Years ago, the entire upper management team from our chain squeezed into a mandatory meeting. The CEO had one message: “Take nothing for granted.” He explained that a large competitor was moving into our market, and typically toppled even the best.
“Oh, not us,” we muttered. “We’ve been the top dog for decades. Our customers love us. We own the lion’s share.”
The presentation included a slide that listed the current top 20 food retailers and then compared it to the same list from 30 years prior. Only two retailers had survived over the decades.

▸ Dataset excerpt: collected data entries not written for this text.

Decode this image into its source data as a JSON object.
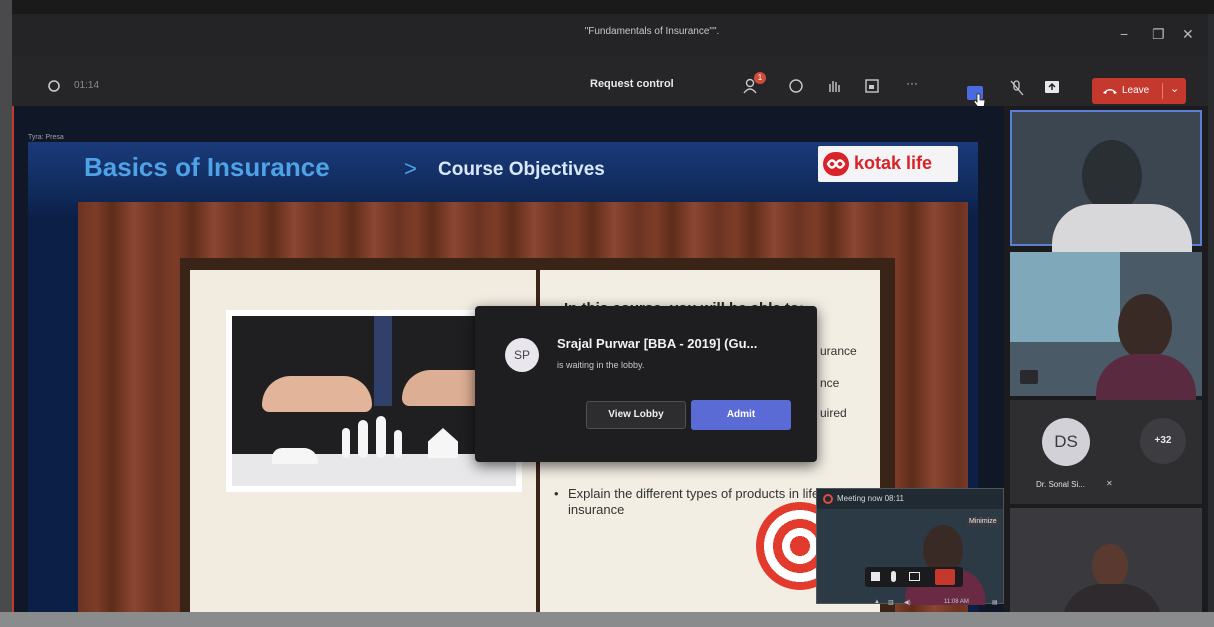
{
  "window": {
    "title": "\"Fundamentals of Insurance\"\"."
  },
  "toolbar": {
    "timer": "01:14",
    "request_control": "Request control",
    "participants_badge": "1",
    "more": "···",
    "leave_label": "Leave"
  },
  "stage": {
    "presenter_label": "Tyra: Presa"
  },
  "slide": {
    "title_main": "Basics of Insurance",
    "title_chevron": ">",
    "title_sub": "Course Objectives",
    "brand": "kotak life",
    "heading": "In this course, you will be able to:",
    "bullet_fragments": [
      "urance",
      "nce",
      "uired"
    ],
    "bullet_last": "Explain the different types of products in life insurance",
    "bullet_marker": "•"
  },
  "lobby_popup": {
    "avatar_initials": "SP",
    "name": "Srajal Purwar [BBA - 2019] (Gu...",
    "message": "is waiting in the lobby.",
    "view_lobby_label": "View Lobby",
    "admit_label": "Admit"
  },
  "gallery": {
    "participant_initials": "DS",
    "participant_name": "Dr. Sonal Si...",
    "more_count": "+32"
  },
  "mini_window": {
    "title": "Meeting now   08:11",
    "tooltip": "Minimize"
  },
  "taskbar": {
    "time": "11:08 AM"
  },
  "colors": {
    "leave_red": "#c4382e",
    "admit_blue": "#5b6bd6",
    "slide_title_blue": "#4ea2e6",
    "brand_red": "#d8232a"
  }
}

“Right, just two,” the CEO said, as if reading our minds. “Us and (one other retailer).” He went on to explain that even though we were riding a long wave of success, we were also in a vulnerable position to lose huge market share.
Fast-forward to present day, and while the company fared well against the formidable competitor, it included painful changes, and twice as many added locations to retain top standing — but in the process still lost nearly 20 market share points.

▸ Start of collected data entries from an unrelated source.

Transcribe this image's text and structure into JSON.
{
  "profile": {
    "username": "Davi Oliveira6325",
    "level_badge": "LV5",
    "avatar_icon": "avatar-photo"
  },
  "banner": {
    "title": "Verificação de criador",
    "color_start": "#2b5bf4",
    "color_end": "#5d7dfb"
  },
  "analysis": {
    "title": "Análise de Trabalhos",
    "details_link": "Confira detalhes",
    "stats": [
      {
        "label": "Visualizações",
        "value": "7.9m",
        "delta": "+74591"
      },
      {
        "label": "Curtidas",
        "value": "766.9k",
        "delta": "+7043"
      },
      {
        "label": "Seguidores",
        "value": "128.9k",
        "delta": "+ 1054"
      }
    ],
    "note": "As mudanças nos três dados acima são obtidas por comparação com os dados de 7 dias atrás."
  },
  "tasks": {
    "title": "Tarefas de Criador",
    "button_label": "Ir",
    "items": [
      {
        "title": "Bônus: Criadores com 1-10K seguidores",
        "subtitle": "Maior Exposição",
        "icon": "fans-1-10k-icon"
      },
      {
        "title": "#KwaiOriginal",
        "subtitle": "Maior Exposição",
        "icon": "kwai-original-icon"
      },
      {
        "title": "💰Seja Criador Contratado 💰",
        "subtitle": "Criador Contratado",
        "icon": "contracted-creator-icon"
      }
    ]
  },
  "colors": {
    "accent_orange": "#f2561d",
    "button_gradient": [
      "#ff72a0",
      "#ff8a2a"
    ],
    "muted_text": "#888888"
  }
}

Which is why it’s important to emphasize that grocers as a whole are not as permanent or profitable as some may perceive.
You’ve heard of razor-thin margins? That’s the grocery business. A typical chain (after paying for goods, rent, labor, energy, etc., and EBIT — earnings before interest and taxes) pockets just one to three cents on every dollar. That’s double-edge razor thin.
Oh, a chain can always raise prices if those pennies start to dwindle, right? We all know what happens next. That makes a chain less competitive.
Prices aren’t everything of course. A grocer has to focus on other facets to thrive and survive: Sales, quality, marketing, service levels (especially customer service), conveniences.
Internally, grocers must be vigilant by monitoring labor, minimizing shrink, controlling loss and inventory levels. It is likewise managed from the home office, through the distribution system and a hundred other critical control points. One to three cents.
Grocers, as their name implies, forge their destiny with lots of volume. However, all it takes is a few underperforming or mismanaged locations to start the downward spiral.
Perishables, notably produce departments, are key in carrying a store’s profitability.
That’s why pushing, promoting and supporting fresh produce, well, makes a lot of sense.